Le opportunità offerte dall’utilizzo dei droni sono innumerevoli. Sono già utilizzati dalle forze di polizia in diversi ambiti come, ad esempio, il monitoraggio delle attività della criminalità organizzata o le emergenze in caso di calamità naturali, la verifica dello lo stato delle strutture colpite da terremoti o altri disastri e la ricerca dei dispersi. Dal 2011 Stati Uniti e Messico li utilizzano in modo congiunto per controllare l’immigrazione clandestina.
Il loro impiego è regolamentato, per evitare di intralciare il traffico aereo o di interferire con gli strumenti di posizionamento dell’aviazione, tra i quali i radar. Negli Stati Uniti questo tipo di regolamentazione è promossa dalla FAA, in Europa il passo avanti più importante è stato compiuto con la Dichiarazione di Riga, mentre in Italia l’Ente Nazionale per l’Aviazione Civile (ENAC) ha introdotto nel luglio 2015 una seconda versione del “Regolamento Mezzi Aerei a Pilotaggio Remoto", che divide i droni in due categorie in base al peso, con limitazioni differenti.
Tutti questi regolamenti vanno nella direzione giusta, ma non sono ancora del tutto esaustivi: mancano, ad esempio, delle precise indicazioni sui termini di violazione della privacy.

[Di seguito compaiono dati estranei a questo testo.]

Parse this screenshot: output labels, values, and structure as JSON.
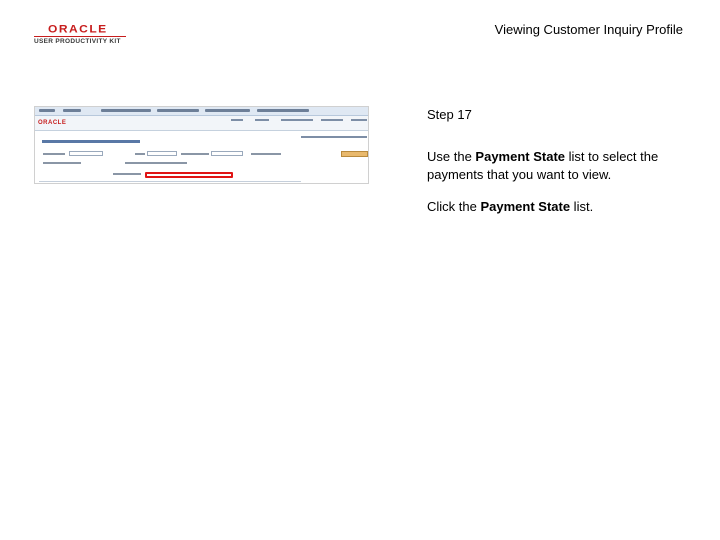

I droni in commercio sono dotati di potenti videocamere, sensori all’avanguardia e hanno sofisticate capacità di elaborazione dei dati. Per queste ragioni potrebbero essere manomessi a scopo di sabotaggio, dirottamento o furto di informazioni sensibili, come è stato dimostrato dall’azienda inglese Sensepoint. Le straordinarie capacità di ripresa estendono allo spazio aereo la possibilità, già offerta dagli smartphone, di registrare un filmato in pochi secondi senza dare nell’occhio, comportando così una serie di problemi legati al trattamento dei dati personali.
Se a Hollywood l’uso delle riprese effettuate dai droni non è ancora massiccio a causa dell’assenza di normative specifiche, i videoamatori si stanno invece sbizzarrendo, come dimostrano le riprese del relitto della Concordia, quelle dei cacciatori di frodo in Massachusetts (rivelatesi molto utili nella lotta al bracconaggio) o dell’isola abbandonata di Hashima, in Giappone.
Al momento quindi il problema principale legato all’utilizzo di droni per usi civili e commerciali è rappresentato dalla grande confusione sotto il profilo normativo. Ciò è stato osservato anche a livello europeo dall’Article 29 Data Protection Working Party, che nel giugno 2015 ha prodotto un report intitolato “Privacy and Data Protection Issues relating to Utilisation of Drones”. Una soluzione possibile potrebbe essere l’adozione di un approccio proattivo che implementi il concetto di privacy by design e introduca accorgimenti già in fase di progettazione.